ROUSE: Remixing ist immer nur als Alternative zu den Original-Mastertapes zu betrachten, nie als ihr Ersatz, denn mit Remixing kann man zwar bestimmte Instrumente oder Stimmen wesentlich deutlicher in den Vordergrund drängen, aber damit wird gleichzeitig auch die Wahrnehmung eines Musiktitels verändert. Und über welche Musik reden wir hier, bitte schön? Niemand hat so viele Platten verkauft wie die Beatles, und das Klangspektrum der Original-Mono- und Stereobänder hat sich in unser kollektives Menschheitsgedächtnis eingebrannt. Insofern wollten und mussten wir uns beim Remastering so exakt wie möglich an den Originalen orientieren, die überall auf der Welt Konsens sind.

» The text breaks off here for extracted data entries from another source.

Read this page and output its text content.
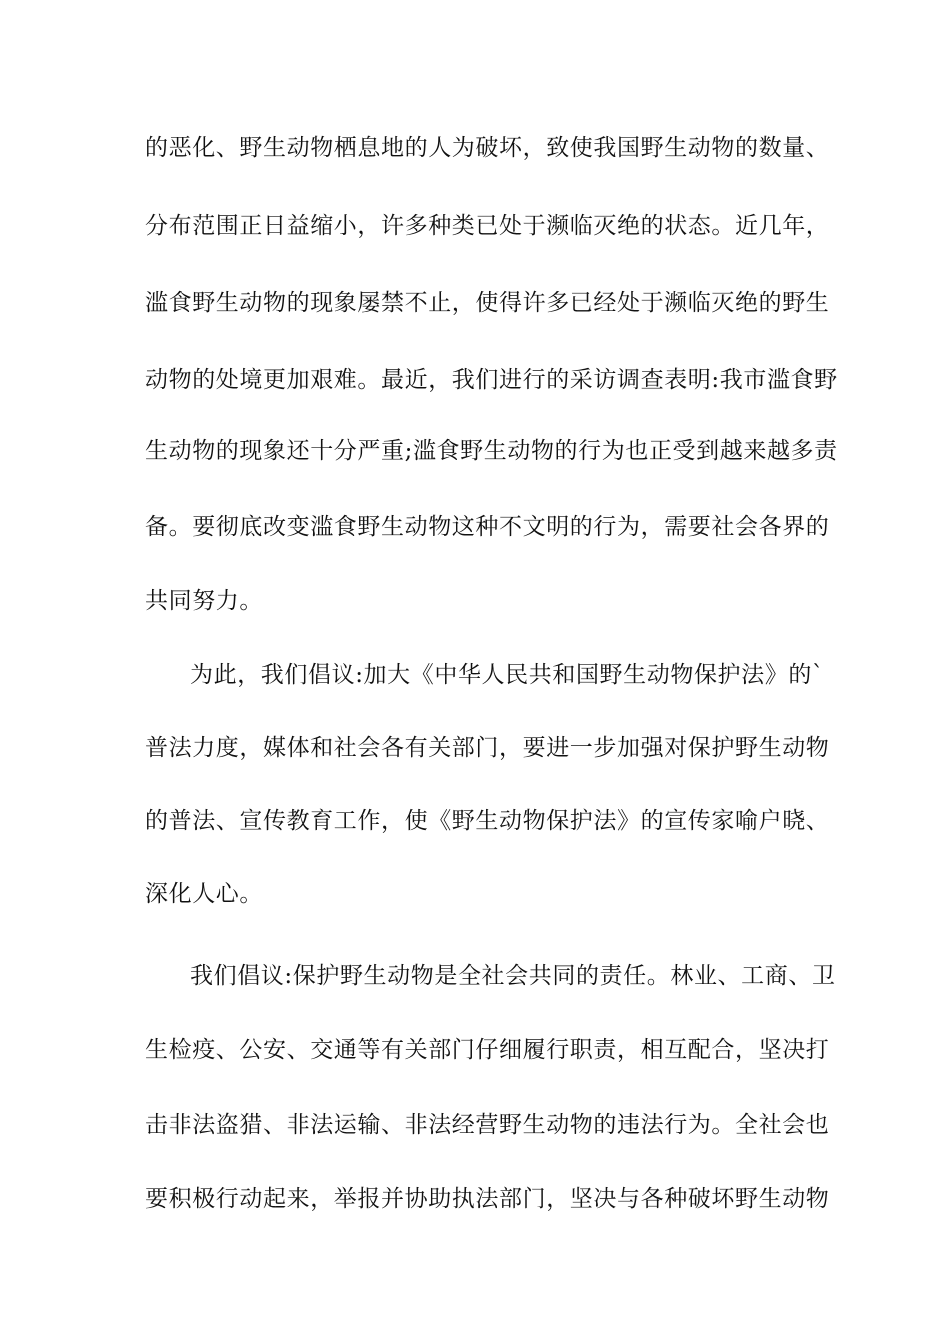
的恶化、野生动物栖息地的人为破坏，致使我国野生动物的数量、

分布范围正日益缩小，许多种类已处于濒临灭绝的状态。近几年，

滥食野生动物的现象屡禁不止，使得许多已经处于濒临灭绝的野生

动物的处境更加艰难。最近，我们进行的采访调查表明:我市滥食野

生动物的现象还十分严重;滥食野生动物的行为也正受到越来越多责

备。要彻底改变滥食野生动物这种不文明的行为，需要社会各界的

共同努力。

为此，我们倡议:加大《中华人民共和国野生动物保护法》的`

普法力度，媒体和社会各有关部门，要进一步加强对保护野生动物

的普法、宣传教育工作，使《野生动物保护法》的宣传家喻户晓、

深化人心。

我们倡议:保护野生动物是全社会共同的责任。林业、工商、卫

生检疫、公安、交通等有关部门仔细履行职责，相互配合，坚决打

击非法盗猎、非法运输、非法经营野生动物的违法行为。全社会也

要积极行动起来，举报并协助执法部门，坚决与各种破坏野生动物
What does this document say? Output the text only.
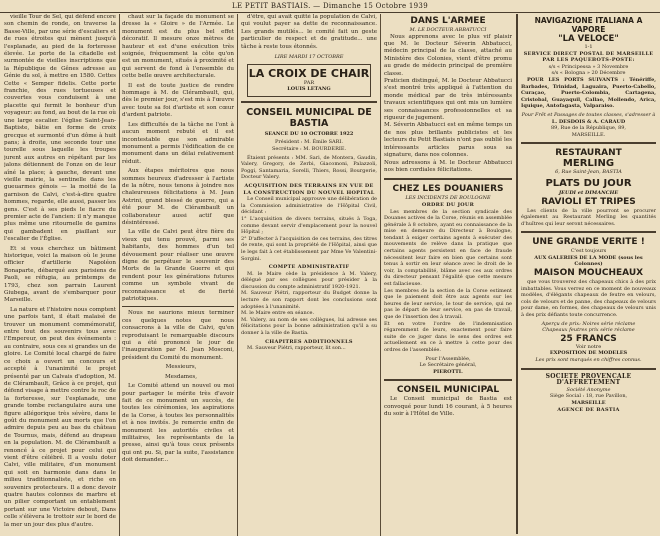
LE PETIT BASTIAIS. — Dimanche 15 Octobre 1939

vieille Tour de Sel, qui défend encore son chemin de ronde, on traverse la Basse-Ville, par une série d'escaliers et de rues étroites qui mènent jusqu'à l'esplanade, au pied de la forteresse élevée. Le porte de la citadelle est surmontée de vieilles inscriptions que la République de Gênes adresse au Génie du sol, à mettre en 1580. Cettes Cette « Semper fidelis. Cette porte franchie, des rues tortueuses et couvertes vous conduisent à une placette qui fermit le bonheur d'un voyageur: au fond, au bout de la rue où une large escalier. l'église Saint-Jean-Baptiste, bâtie en forme de croix grecque et surmonté d'un dôme à huit pans; à droite, une seconde tour une tourelle sous laquelle les troupes jurent aux autres en répétant par les jalons détiennent de l'onze on de leur aîné la place; à gauche, devant une vieille mairie, la sentinelle dans les gueuarmes génois — la moitié de la garnison de Calvi, c'est-à-dire quatre hommes, regarde, elle aussi, passer les gens. C'est à ses pieds le fiacre du premier acte de l'ancien: il n'y manque plus même une ritournelle de gamins qui gambadent en piaillant sur l'escalier de l'Église.

Et si vous cherchez un bâtiment historique, voici la maison où le jeune officier d'artillerie Napoléon Bonaparte, débarqué aux parisiens de Paoli, se réfugia, au printemps de 1793, chez son parrain Laurent Giubega, avant de s'embarquer pour Marseille.

La nature et l'histoire nous comptent une parfois tant, il était malaisé de trouver un monument commémoratif, entre tout des souvenirs tous avec l'Empereur, on peut des événements : au contraire, sous ces si grandes un de gloire. Le Comité local chargé de faire ce choix a ouvert un concours et accepté à l'unanimité le projet présenté par un Calvais d'adoption, M. de Clérambault, Grâce à ce projet, qui défend visage à mettre contre le roc de la forteresse, sur l'esplanade, une grande tombe rectangulaire aura une figure allégorique très sévère, dans le goût du monument aux morts que l'on admire depuis peu au bas du château de Tournus, mais, défend au drapeau en la population. M. de Clérambault a renoncé à ce projet pour celui qui vient d'être célébré. Il a voulu doter Calvi, ville militaire, d'un monument qui soit en harmonie dans dans le milieu traditionnaliste, et riche en souvenirs protecteurs. Il a donc devoir quatre hautes colonnes de marbre et un pilier comportant un entablement portant sur une Victoire debout, Dans celle s'élèvera le trottoir sur le bord de la mer un jour des plus d'autre.

chaut sur la façade du monument se dresse la « Gloire » de l'Armée. Le monument est du plus bel effet décoratif. Il mesure onze mètres de hauteur et est d'une exécution très soignée, fréquemment la côte qu'on est un monument, situés à proximité et qui servent de fond à l'ensemble du cette belle œuvre architecturale.

Il est de toute justice de rendre hommage à M. de Clérambault, qui, dès le premier jour, s'est mis à l'œuvre avec toute sa foi d'artiste et son cœur d'ardent patriote.

Les difficultés de la tâche ne l'ont à aucun moment rebuté et il est incontestable que son admirable monument a permis l'édification de ce monument dans un délai relativement réduit.

Aux étapes méritoires que nous sommes heureux d'adresser à l'artiste de la nôtre, nous tenons à joindre nos chaleureuses félicitations à M. Jean Astrini, grand blessé de guerre, qui a été pour M. de Clérambault un collaborateur aussi actif que désintéressé.

La ville de Calvi peut être fière du vieux qui tenu prouvé, parmi ses habitants, des hommes d'un tel dévouement pour réaliser une œuvre digne de perpétuer le souvenir des Morts de la Grande Guerre et qui rendent pour les générations futures comme un symbole vivant de reconnaissance et de fierté patriotiques.

Nous ne saurions mieux terminer ces quelques notes que nous consacrons à la ville de Calvi, qu'en reproduisant le remarquable discours qui a été prononcé le jour de l'inauguration par M. Jean Mosconi, président du Comité du monument.

Messieurs,

Mesdames,

Le Comité attend un nouvel ou moi pour partager le mérite très d'avoir fait de ce monument un succès, de toutes les cérémonies, les aspirations de la Corse, à toutes les personnalités et à nos invités. Je remercie enfin de monument les autorités civiles et militaires, les représentants de la presse, ainsi qu'à tous ceux présents qui ont pu. Si, par la suite, l'assistance doit demander...

d'être, qui avait quitté la population de Calvi, qui voulut payer sa dette de reconnaissance. Les grands mutilés... le comité fait un geste particulier de respect et de gratitude... une tâche à reste tous étonnés.

LIRE MARDI 17 OCTOBRE
LA CROIX DE CHAIR
PAR
LOUIS LETANG
CONSEIL MUNICIPAL DE BASTIA
SEANCE DU 10 OCTOBRE 1922
Président : M. Émile SARI.
Secrétaire : M. BOURDERIE.

Étaient présents : MM. Sari, de Montera, Gaudin, Valery, Gregory, de Zerbi, Giacomoni, Palazzoli, Poggi, Santamaria, Sorelli, Thiers, Rossi, Bourgerie, Docteur Valery.

ACQUISITION DES TERRAINS EN VUE DE LA CONSTRUCTION DU NOUVEL HOPITAL

Le Conseil municipal approuve une délibération de la Commission administrative de l'Hôpital Civil, décidant :
1° L'acquisition de divers terrains, situés à Toga, comme devant servir d'emplacement pour la nouvel Hôpital ;
2° D'affecter à l'acquisition de ces terrains, des titres de rente, qui sont la propriété de l'Hôpital, ainsi que le legs fait à cet établissement par Mme Ve Valentini-Sorgini.

COMPTE ADMINISTRATIF

M. le Maire cède la présidence à M. Valery, délégué par ses collègues pour présider à la discussion du compte administratif 1920-1921.
M. Sauveur Piétri, rapporteur du Budget donne la lecture de son rapport dont les conclusions sont adoptées à l'unanimité.
M. le Maire entre en séance.
M. Valery, au nom de ses collègues, lui adresse ses félicitations pour la bonne administration qu'il a su donner à la ville de Bastia.

CHAPITRES ADDITIONNELS

M. Sauveur Piétri, rapporteur, lit son...

DANS L'ARMEE
M. LE DOCTEUR ABBATUCCI

Nous apprenons avec le plus vif plaisir que M. le Docteur Séverin Abbatucci, médecin principal de la classe, attaché au Ministère des Colonies, vient d'être promu au grade de médecin principal de première classe.
Praticien distingué, M. le Docteur Abbatucci s'est montré très appliqué à l'attention du monde médical par de très intéressants travaux scientifiques qui ont mis un lumière ses connaissances professionnelles et sa rigueur de jugement.
M. Séverin Abbatucci est en même temps un de nos plus brillants publicistes et les lecteurs du Petit Bastiais n'ont pas oublié les intéressants articles parus sous sa signature, dans nos colonnes.
Nous adressons à M. le Docteur Abbatucci nos bien cordiales félicitations.

CHEZ LES DOUANIERS
LES INCIDENTS DE BOULOGNE
ORDRE DU JOUR

Les membres de la section syndicale des Douanes actives de la Corse, réunis en assemblée générale à 8 octobre, ayant eu connaissance de la mise en demeure du Directeur à Boulogne, tendant à exiger certains agents à exécuter des mouvements de relève dans la pratique que certains agents persistent en face de fraude nécessitent leur faire en bien que certains sont tenus à sortir en leur séance avec le droit de le voir, la comptabilité, blâme avec ces aux ordres du directeur pensant l'égalité que cette mesure est fallacieuse.
Les membres de la section de la Corse estiment que le paiement doit être aux agents sur les heures de leur service, le tour de service, qui ne pas le départ de leur service, en pas de travail, que de l'insertion des à travail.
Et en votre l'ordre de l'indemnisation régaremment de leurs, exactement pour faire suite de ce juger dans le sens des ordres est actuellement en ce à mettre à cette pour des ordres de l'assemblée.

Pour l'Assemblée,
Le Secrétaire général,
PIEROTTI.
CONSEIL MUNICIPAL

Le Conseil municipal de Bastia est convoqué pour lundi 16 courant, à 5 heures du soir à l'Hôtel de Ville.

NAVIGAZIONE ITALIANA A VAPORE
"LA VELOCE"
1-1
SERVICE DIRECT POSTAL DE MARSEILLE PAR LES PAQUEBOTS-POSTE:
s/s « Principessa » 3 Novembre
s/s « Bologna » 20 Décembre

POUR LES PORTS SUIVANTS : Ténériffe, Barbades, Trinidad, Laguaira, Puerto-Cabello, Curaçao, Puerto-Colombia, Cartagena, Cristobal, Guayaquil, Callao, Mollendo, Arica, Iquique, Antofagasta, Valparaiso.

Pour Frêt et Passages de toutes classes, s'adresser à
L. DESDOIS & A. CARAUD
89, Rue de la République, 89,
MARSEILLE.
RESTAURANT
MERLING
6, Rue Saint-Jean, BASTIA
PLATS DU JOUR
JEUDI et DIMANCHE
RAVIOLI ET TRIPES

Les clients de la ville pourront se procurer également au Restaurant Merling les quantités d'huîtres qui leur seront nécessaires.

UNE GRANDE VERITE !
C'est toujours
AUX GALERIES DE LA MODE (sous les Colonnes)
MAISON MOUCHEAUX

que vous trouverez des chapeaux chics à des prix imbattables. Vous verrez en ce moment de nouveaux modèles, d'élégants chapeaux de feutre en velours, cols de velours et de panne, des chapeaux de velours pour dame, en formes, des chapeaux de velours unis à des prix défiants toute concurrence.

Aperçu de prix: Noires série réclame
Chapeaux feutres prix série réclame
25 FRANCS
Voir notre
EXPOSITION DE MODELES
Les prix sont marqués en chiffres connus.
SOCIETE PROVENCALE D'AFFRETEMENT
Société Anonyme
Siège Social : 18, rue Pavillon,
MARSEILLE
AGENCE DE BASTIA
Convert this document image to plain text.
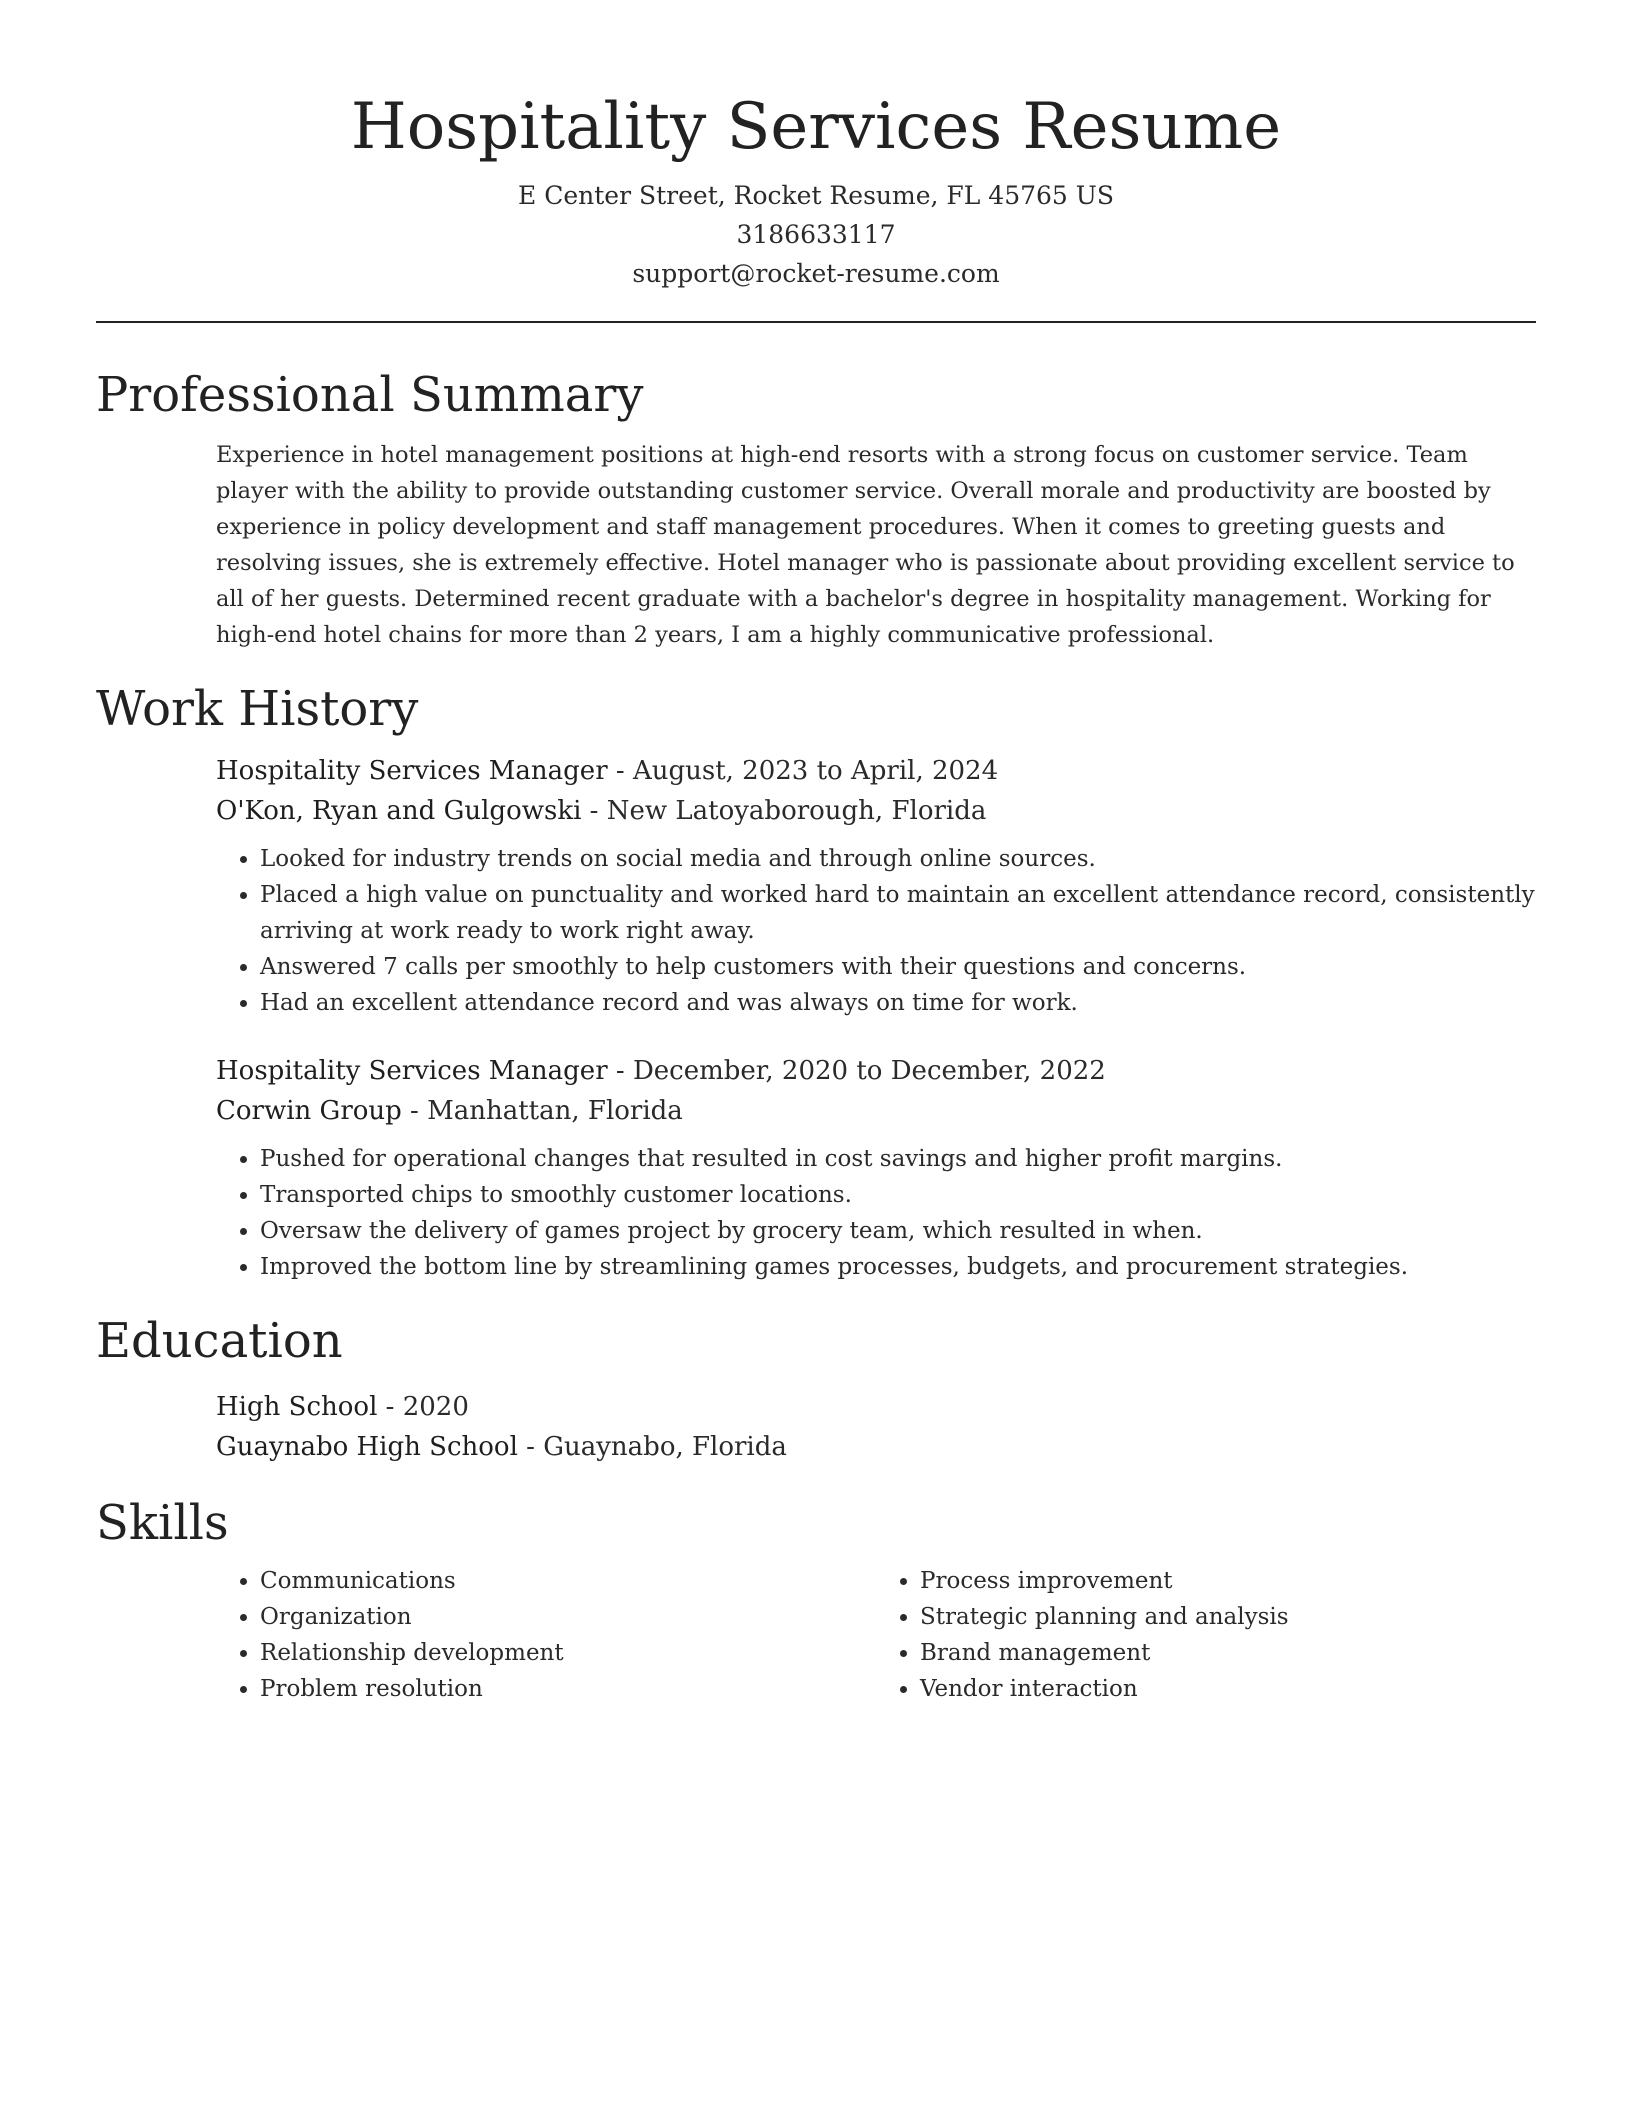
Hospitality Services Resume
E Center Street, Rocket Resume, FL 45765 US
3186633117
support@rocket-resume.com
Professional Summary

Experience in hotel management positions at high-end resorts with a strong focus on customer service. Team player with the ability to provide outstanding customer service. Overall morale and productivity are boosted by experience in policy development and staff management procedures. When it comes to greeting guests and resolving issues, she is extremely effective. Hotel manager who is passionate about providing excellent service to all of her guests. Determined recent graduate with a bachelor's degree in hospitality management. Working for high-end hotel chains for more than 2 years, I am a highly communicative professional.

Work History
Hospitality Services Manager - August, 2023 to April, 2024
O'Kon, Ryan and Gulgowski - New Latoyaborough, Florida
• Looked for industry trends on social media and through online sources.
• Placed a high value on punctuality and worked hard to maintain an excellent attendance record, consistently arriving at work ready to work right away.
• Answered 7 calls per smoothly to help customers with their questions and concerns.
• Had an excellent attendance record and was always on time for work.
Hospitality Services Manager - December, 2020 to December, 2022
Corwin Group - Manhattan, Florida
• Pushed for operational changes that resulted in cost savings and higher profit margins.
• Transported chips to smoothly customer locations.
• Oversaw the delivery of games project by grocery team, which resulted in when.
• Improved the bottom line by streamlining games processes, budgets, and procurement strategies.
Education
High School - 2020
Guaynabo High School - Guaynabo, Florida
Skills
• Communications
• Organization
• Relationship development
• Problem resolution
• Process improvement
• Strategic planning and analysis
• Brand management
• Vendor interaction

Wird die Wahrnehmung einer Tonaufnahme beim Remastering nicht auch verändert?
ROUSE: Es herrschte in unserem Team allerdings Einigkeit darüber, dass wir keineswegs in die tatsächlichen Performances der Beatles eingreifen wollten. Ob es Ringos quietschendes Kickdrum-Pedal oder der knarrende Stuhl am Ende von "A Day In The Life" war, dessen Geräusch jeder kennt und erwartet - all das sollte auf jeden Fall weiterhin hörbar bleiben. Alle technischen Missgeschicke in den ursprünglichen Masters haben wir allerdings eliminiert.

Waren Ringo und Paul eigentlich mal hier während des Remastering-Prozesses?
ROUSE: Für den Original-Monomix des "Sgt. Pepper"-Albums brauchte George Martin ein paar Wochen, während er für den Stereomix des Albums zwei Tage brauchte. Wir haben zwei Tage benötigt, um einen einzigen Song des Albums zu mastern. Paul und Ringo sind zwar auch nicht mehr die Jüngsten, aber die beiden hätten verständlicherweise nicht ihre kostbare Zeit damit vertrödelt, uns bei der haargenauen Arbeit zu beobachten, die wir für ihre Musik leisteten.

Basiert das zeitgleich mit den neuen Remasters erscheinende Computerspiel "Beatles Rockband" auf denselben Tonspuren wie die CDs?
ROUSE: Nein, für das Computerspiel wurden sämtliche enthaltenen Beatles-Songs einem Remixing-Verfahren unterzogen, um die einzelnen Instrumentenspuren von den Spielern so flexibel wie möglich gestalten zu lassen. Zwar muss man sich keine Sorgen darüber machen, dass neue Generationen die Musik der Beatles möglicherweise ignorieren könnten, aber das Computerspiel wird jungen Leuten noch mal einen ganz anderen Blick auf die Beatles gewähren.

Können Sie die Songs der Beatles eigentlich noch genießen?
ROUSE: Ich arbeite seit 20 Jahren fast ausschließlich an der Pflege und Aufwertung der Beatles-Bänder, womit ich mehr Zeit mit ihrer Musik verbrachte als die Beatles selbst. Deren Songs sind, subjektiv und objektiv betrachtet, immer noch genial. Aber ich glaube, dass keiner unserer Teams am Abend, auf dem Heimweg, eine Beatles-CD in die Autoanlage legt.